Mr. Rodriguez-Valencia, a Mexico native, is not a U.S. citizen. The Board of Immigration, acting upon the convictions, determined that his convictions constituted an aggravated felony under 8 U.S.C. § 101(a)(43)(R) as an offense “relating to counterfeiting.” They therefore ruled that he was subject to removal.The Point of This Article: One who is not a legal resident can be deported after being convicted of criminal trademark infringement under California Penal Code § 350(a)(2) because this crime is considered an aggravated felony under federal law at 8 U.S.C. § 101(a)(43).
The reader may be surprised to read that a sale of a counterfeit item is an ‘aggravated felony.” After all, it is not murder or rape or mayhem. However, the conduct was, like in rape, murder or mayhem, quite intentional and therefore, the mental state is similar to more violent crimes. Consequently, it did as an aggravated felony.
Rodriguez-Valencia appealed, arguing that, first, the term counterfeiting refers only to the imitation of currency and that, second, his conviction under Penal Code § 350 did not require proof of his intent to defraud. This argument, the reader may recognize, is a rather academic argument based on the history of counterfeiting and that section 350 indeed did not require the intent to defraud per se, but it did require the intent to sell a fake item, which could be seen certainly as intending to defraud.
However, over time, the term “counterfeiting” expanded to refer to improper use of court seals, federal agency seals, customs papers, ship’s papers, passports and stamps.

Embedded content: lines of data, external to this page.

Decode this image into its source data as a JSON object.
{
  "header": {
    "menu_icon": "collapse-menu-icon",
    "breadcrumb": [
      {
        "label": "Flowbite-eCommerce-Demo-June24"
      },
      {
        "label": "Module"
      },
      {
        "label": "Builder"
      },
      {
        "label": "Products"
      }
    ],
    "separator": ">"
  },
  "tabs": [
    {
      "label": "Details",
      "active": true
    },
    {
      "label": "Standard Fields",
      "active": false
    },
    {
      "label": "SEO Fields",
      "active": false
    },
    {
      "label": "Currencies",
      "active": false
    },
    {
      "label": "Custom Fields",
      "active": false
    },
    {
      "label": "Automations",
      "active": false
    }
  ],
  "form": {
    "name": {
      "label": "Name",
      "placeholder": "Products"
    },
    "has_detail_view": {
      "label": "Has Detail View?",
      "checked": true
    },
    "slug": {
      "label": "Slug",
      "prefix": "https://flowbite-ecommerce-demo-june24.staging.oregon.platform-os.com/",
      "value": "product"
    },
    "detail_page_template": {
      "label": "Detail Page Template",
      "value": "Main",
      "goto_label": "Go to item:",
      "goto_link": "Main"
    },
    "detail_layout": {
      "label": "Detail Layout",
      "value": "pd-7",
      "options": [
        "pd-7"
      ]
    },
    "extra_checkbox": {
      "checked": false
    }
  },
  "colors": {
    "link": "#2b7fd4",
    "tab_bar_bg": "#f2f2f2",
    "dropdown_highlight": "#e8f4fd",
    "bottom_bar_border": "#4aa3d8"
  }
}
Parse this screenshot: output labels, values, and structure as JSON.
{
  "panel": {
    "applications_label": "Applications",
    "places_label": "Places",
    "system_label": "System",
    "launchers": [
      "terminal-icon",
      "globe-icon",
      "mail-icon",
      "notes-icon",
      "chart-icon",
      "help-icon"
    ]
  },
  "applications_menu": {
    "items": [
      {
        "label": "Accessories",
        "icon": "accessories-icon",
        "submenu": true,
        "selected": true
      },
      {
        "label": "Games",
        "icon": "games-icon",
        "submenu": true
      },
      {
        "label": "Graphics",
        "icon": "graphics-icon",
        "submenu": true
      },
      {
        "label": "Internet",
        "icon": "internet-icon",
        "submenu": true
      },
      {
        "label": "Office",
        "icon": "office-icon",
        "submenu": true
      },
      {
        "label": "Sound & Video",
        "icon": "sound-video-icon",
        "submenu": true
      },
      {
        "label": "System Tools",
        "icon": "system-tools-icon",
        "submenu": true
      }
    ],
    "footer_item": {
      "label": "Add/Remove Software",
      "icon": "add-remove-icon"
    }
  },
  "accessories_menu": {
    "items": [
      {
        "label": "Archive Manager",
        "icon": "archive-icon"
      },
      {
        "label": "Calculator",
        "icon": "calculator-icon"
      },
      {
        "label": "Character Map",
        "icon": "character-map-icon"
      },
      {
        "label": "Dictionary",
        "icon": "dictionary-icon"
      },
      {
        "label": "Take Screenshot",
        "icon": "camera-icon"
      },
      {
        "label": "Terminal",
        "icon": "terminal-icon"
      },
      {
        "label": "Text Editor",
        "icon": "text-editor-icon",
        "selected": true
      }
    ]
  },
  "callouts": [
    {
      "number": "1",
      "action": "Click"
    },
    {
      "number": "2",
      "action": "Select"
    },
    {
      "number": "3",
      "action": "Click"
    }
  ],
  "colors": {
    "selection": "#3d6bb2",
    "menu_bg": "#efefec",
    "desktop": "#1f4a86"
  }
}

It then noted that in 1984, Congress criminalized trafficking in counterfeit goods in the Trademark Counterfeiting Act of 1984. Congress then attached stiff penalties to such conduct, which the court noted was broadly defined.
The court of appeals also noted that the First and Third Circuits have held that convictions for counterfeiting trademarks fell under 8 U.S.C. § 101(a)(43). Then looking to Rodriguez-Valencia’s argument that he should not have been found to have intended to defraud anyone, the court of appeals quickly dispensed with this, noting that counterfeiting is an inherently fraudulent crime. After all, Rodriguez Valencia did not amass over 1,000 of such items just to collect them as a hobby because he had no other job. He had them for one purpose – to try to sell them to people. The court therefore denied the petition for review.
We present this case summary as a cautionary note to anyone defending a state court trademark infringement case under Penal Code § 350(a)(2) when the client is not a U.S. citizen. It is helpful to steer resolution of the case away from any offense that might be considered an aggravated felony.
In our experience, payment of investigation expenses can help, as well as surrendering any money seized by police in their investigation. Even if the client agrees to this, resolution for an offense that is not an aggravated felony can be difficult, especially if the prosecution takes into account the trademark owner’s position or if the client was found in possession of dozens, hundreds or even thousands of trademark-protected items.